Тогдашним наркомом торговли был Марийонас Грегораускас[60]. Он уже был разведен со своей женой Казимерой Кимантайте[61]и влюблен в мою маму… Отношения у них были серьезные, мама даже спрашивала, не возражаю ли я, если они поженятся. Я ответила: не возражаю. Агне Грегораускайте[62] говорила мне, что ее отец был любитель женщин, так что всерьез воспринимать этот эпизод не стоит. Не знаю, права ли она.
Как бы то ни было, я знаю, что Грегораускас после начала войны должен был бежать в Советский Союз. В воскресенье вечером или в понедельник утром он приехал в больницу Красного Креста забрать мою маму… Но она была еще слишком слаба, чтобы ехать. 16 июня ее оперировал профессор Канаука[63]. Ей удалили доброкачественную, но очень большую опухоль на почке. Операция прошла успешно, у мамы были все шансы поправиться. Однако, несмотря на хорошие прогнозы, профессор Канаука не позволил ей отправиться в дорогу. «В дороге начнется кровотечение», – сказал он. Пришлось Грегораускасу уезжать без мамы, он оставил ей талисман – маленькую куколку… Думаю, эта связь с Грегораускасом тоже одна из причин, по которым ее потом арестовали.
А вот почему никто из маминой семьи не был депортирован в июне 1941 года – не знаю…
Вы неоднократно рассказывали, что, когда Вашу маму пришел арестовать литовец…
Да.
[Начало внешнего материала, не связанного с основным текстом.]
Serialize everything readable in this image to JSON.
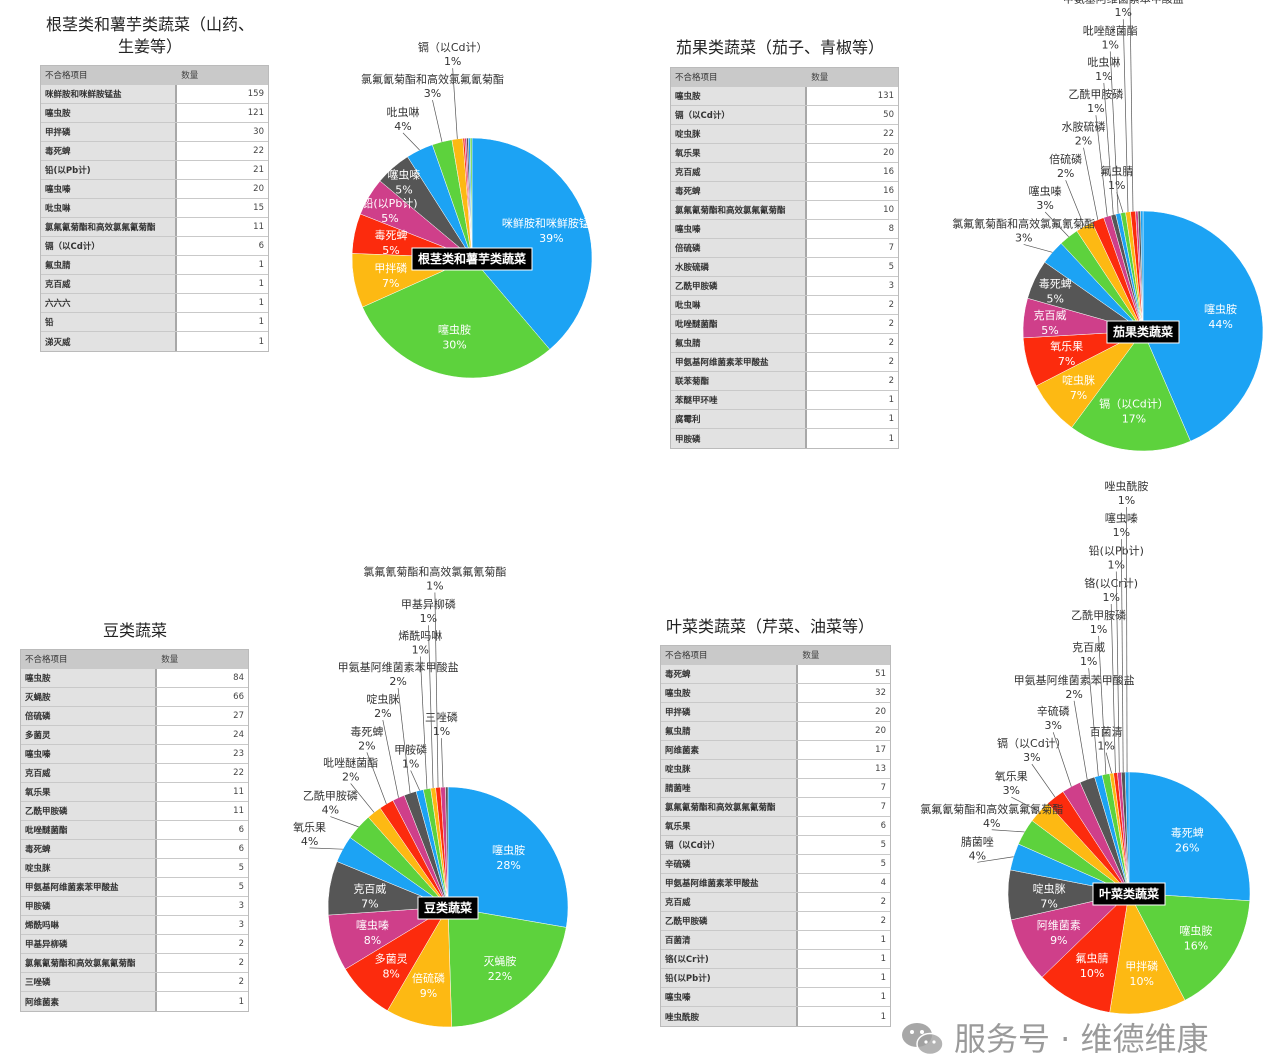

Белоповязочник с ружьем…[64]
…произошел разговор, который глубоко повлиял на Вашу дальнейшую жизнь. О чем вы говорили?
Об этом я не только рассказывала в разных интервью, но и писала[65]. В пятницу, перед тем как маму увели в тюрьму, мы говорили с ней о том, что я должна сделать, – к кому сходить, что сказать, что сделать по дому.
Мама утешала себя и меня, что все будет хорошо. Но в то же время она сказала мне такие вещи, которые я поняла только гораздо позже и которые очень сильно повлияли на мою дальнейшую жизнь. Мама велела мне быть самостоятельной и жить по имеющимся возможностям, всегда держаться правды, ибо (как гласит немецкая пословица) «у лжи короткие ноги», и никогда не мстить, особенно по личным мотивам.
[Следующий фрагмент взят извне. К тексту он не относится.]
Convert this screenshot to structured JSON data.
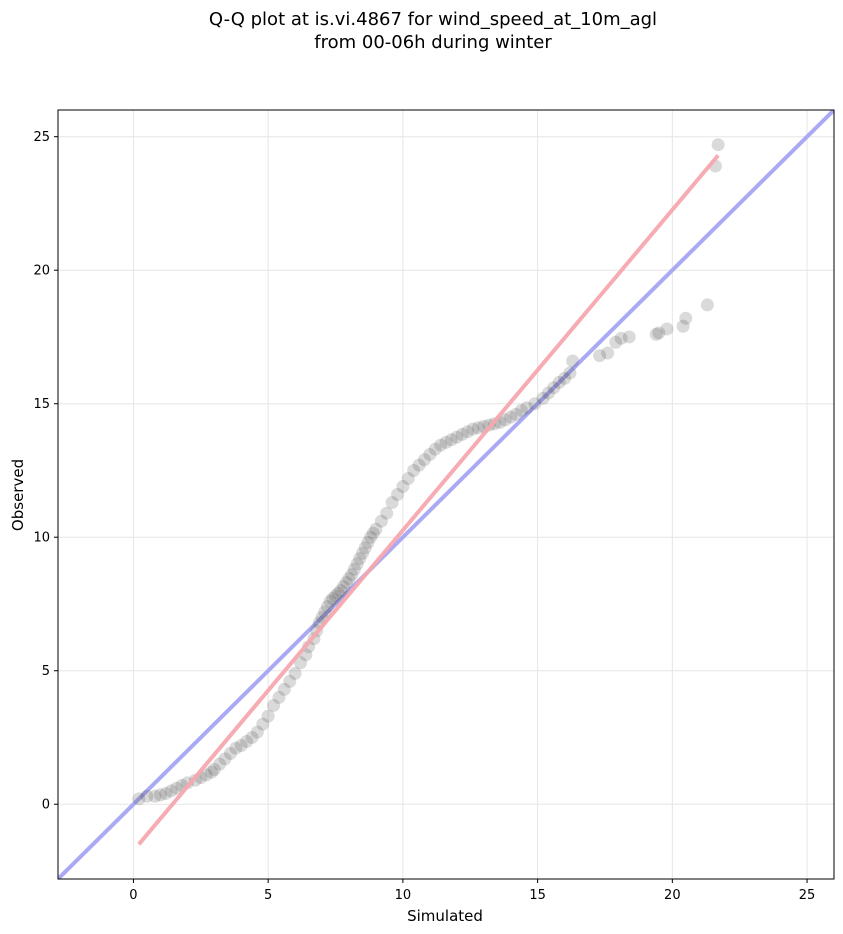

Это было последнее наше свидание, больше я ее не видела. В воскресенье белоповязочник отвел ее в Каунасскую тюрьму на улице Мицкевича. Кто-то рассказывал мне, что еще в воскресенье утром видел ее на больничном балконе.
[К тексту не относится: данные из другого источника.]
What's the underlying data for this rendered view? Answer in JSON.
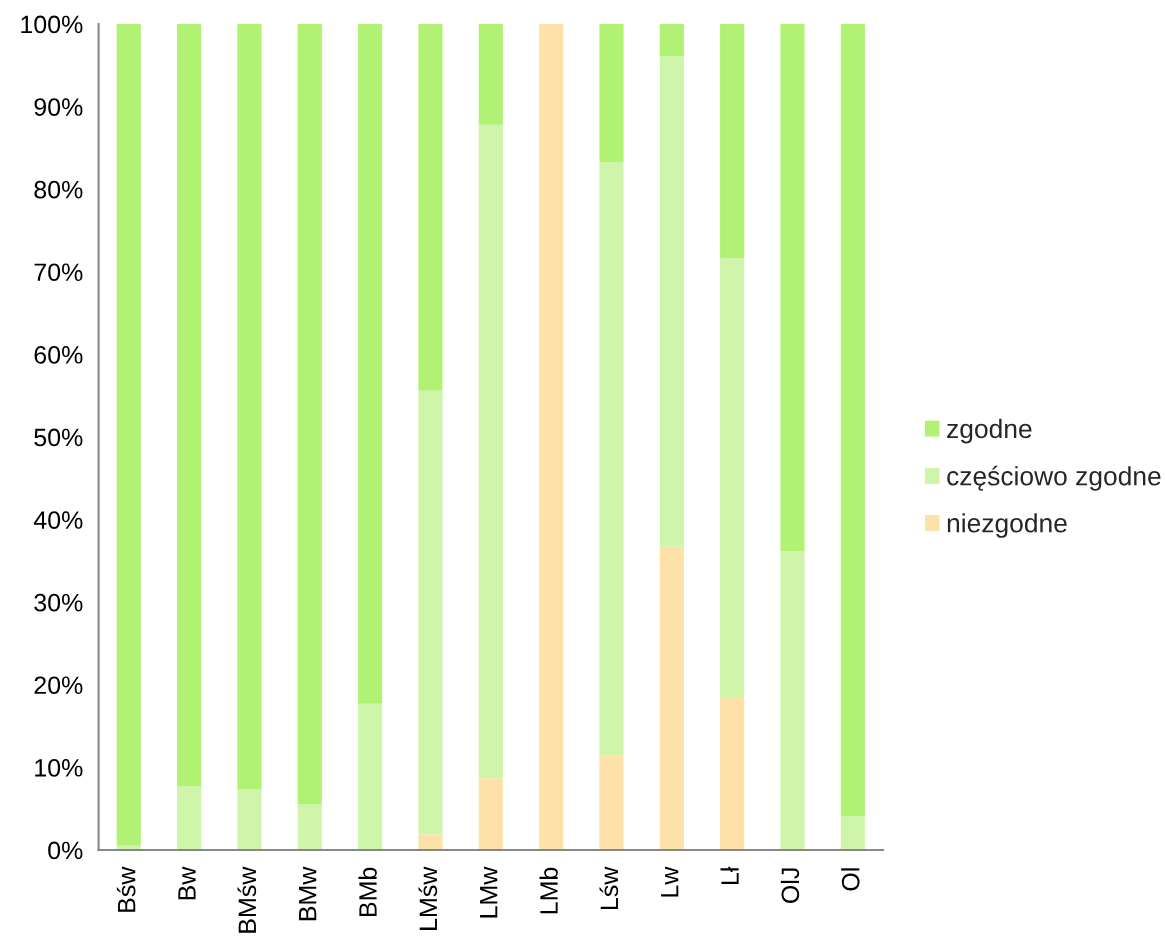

Кстати, этот доктор Канаука не дал увезти маму в день ареста. «Пока эта женщина больна, она принадлежит мне», – сказал врач белоповязочнику. До сих пор я благодарна профессору за такое бесстрашие.
Как складывалась Ваша жизнь с июня по август, когда пришлось перебраться в гетто?
Когда мама с папой развелись, я старалась всячески опекать маму, она мне даже говорила, что я теперь вроде как мужчина в доме. Преподанные отцом уроки самостоятельности не раз помогали мне.
Попрощавшись с мамой, я вернулась на улицу Кревос, так как не хотела уходить из дома, который был рядом с больницей Красного Креста. Я все еще надеялась увидеть маму. Правда, еще я постоянно ходила к бабушке с дедушкой. Кроме того, рядом с больницей жила моя тетя Эдя, и к ней я тоже ходила[66].
Мама посоветовала мне обратиться за помощью к Владасу Скорупскису[67] и к Юргису Бобялису. Скорупскис помочь отказался, и я пошла к Бобялису, который в то время был комендантом Каунаса и Каунасского края. Он согласился попробовать вызволить маму из тюрьмы, но предупредил, что для подкупа понадобятся деньги. Я отнесла ему мамины драгоценности – колечко с бриллиантом, бриллиантовую застежку, серебряный сервиз. Увы, маме Бобялис помочь не смог, видимо, не получилось. А я, после одного инцидента, больше у него не появлялась.
Вместе с тем хочу упомянуть еще об одном событии. Когда была арестована на улице жена Юргиса Штромаса и мама Алика тетя Женя, Бобялис заступился за нее, и ее тут же отпустили. Так что, как видите, не все так однозначно и просто.